Credit: Lilian Martínez, Eduardo Sosa
Project description:
El Diario de Hoy created an observatory to follow what the members of El Salvadors congress do. This include open data contained in images and PDF files about how congressmen vote in every issue, what laws they propose and how many times they don’t go their job. Using some algoritms, the observatory transforms congress data in open data for the public.
Impact reached:
The impact of the observatory is that it will detect citizenship and the Diario de Hoy will obtain data that demonstrate the deputies approve all the laws requested by the president of the country, as well as detect the lack of parliamentary control over the work of the central government. In the same way, data will be generated that will allow monitoring throughout the years of the labor parliamentarian, know what each legislator has focused on and see if they have actually attended work.
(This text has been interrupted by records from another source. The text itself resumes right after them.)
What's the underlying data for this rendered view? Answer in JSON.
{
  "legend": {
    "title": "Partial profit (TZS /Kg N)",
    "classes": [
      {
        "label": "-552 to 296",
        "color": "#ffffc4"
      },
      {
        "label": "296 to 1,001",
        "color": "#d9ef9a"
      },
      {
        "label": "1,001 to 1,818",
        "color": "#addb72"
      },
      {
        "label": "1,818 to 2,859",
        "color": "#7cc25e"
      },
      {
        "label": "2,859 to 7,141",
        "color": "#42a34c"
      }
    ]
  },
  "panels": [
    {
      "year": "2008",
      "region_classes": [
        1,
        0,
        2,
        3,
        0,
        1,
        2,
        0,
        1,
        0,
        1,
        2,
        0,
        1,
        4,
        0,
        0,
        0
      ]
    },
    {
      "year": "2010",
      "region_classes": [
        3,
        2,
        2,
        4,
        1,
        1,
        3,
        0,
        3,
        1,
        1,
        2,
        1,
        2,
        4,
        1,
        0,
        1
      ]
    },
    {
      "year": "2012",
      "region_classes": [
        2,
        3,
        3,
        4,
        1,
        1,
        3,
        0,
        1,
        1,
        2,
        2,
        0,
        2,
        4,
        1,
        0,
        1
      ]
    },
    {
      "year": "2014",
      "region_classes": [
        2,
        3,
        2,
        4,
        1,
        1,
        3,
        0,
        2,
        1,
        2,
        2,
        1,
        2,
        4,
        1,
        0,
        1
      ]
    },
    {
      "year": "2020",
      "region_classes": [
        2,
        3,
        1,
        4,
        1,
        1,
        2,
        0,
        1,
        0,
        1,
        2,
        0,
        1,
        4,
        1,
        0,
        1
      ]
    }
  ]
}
On the other hand, the data produced by the observatory allows to connect the work in the commissions that analyze the proposals of law with which it is carried out in the voting plenary session to determine whether or not it becomes the law of the country, something that is not could do until before the production of the new open data.
Techniques/technologies used:
Mainly techniques were used to process and extract text from images contained in PDF documents (scanned), as well as the Python programming language to mass process thousands of documents and download them from the Legislative Assembly website. There was also a need to create a specific algorithm to extract the names of legislators who vote for each law. The difficulty of this was that the Legislature does not use the full names of legislators and there are many with similar or similar names.
What was the hardest part of this project?
The most difficult part was relating the content of the opinions contained in the bills with their respective vote since the Assembly does not associate each vote with its respective file. To connect both data, there was a need to process the images to extract data such as the number of the opinion, the commission that prepared it and the date of it to be able to associate it unequivocally with each vote. There were also repeated votes and duplicate opinions so there was a need to debug.
What can others learn from this project?
One of the most valuable lessons has to do with the need for parliaments to properly identify the documents that are put to the vote so that it is not very difficult to connect data on how each legislator votes in each subject or bill.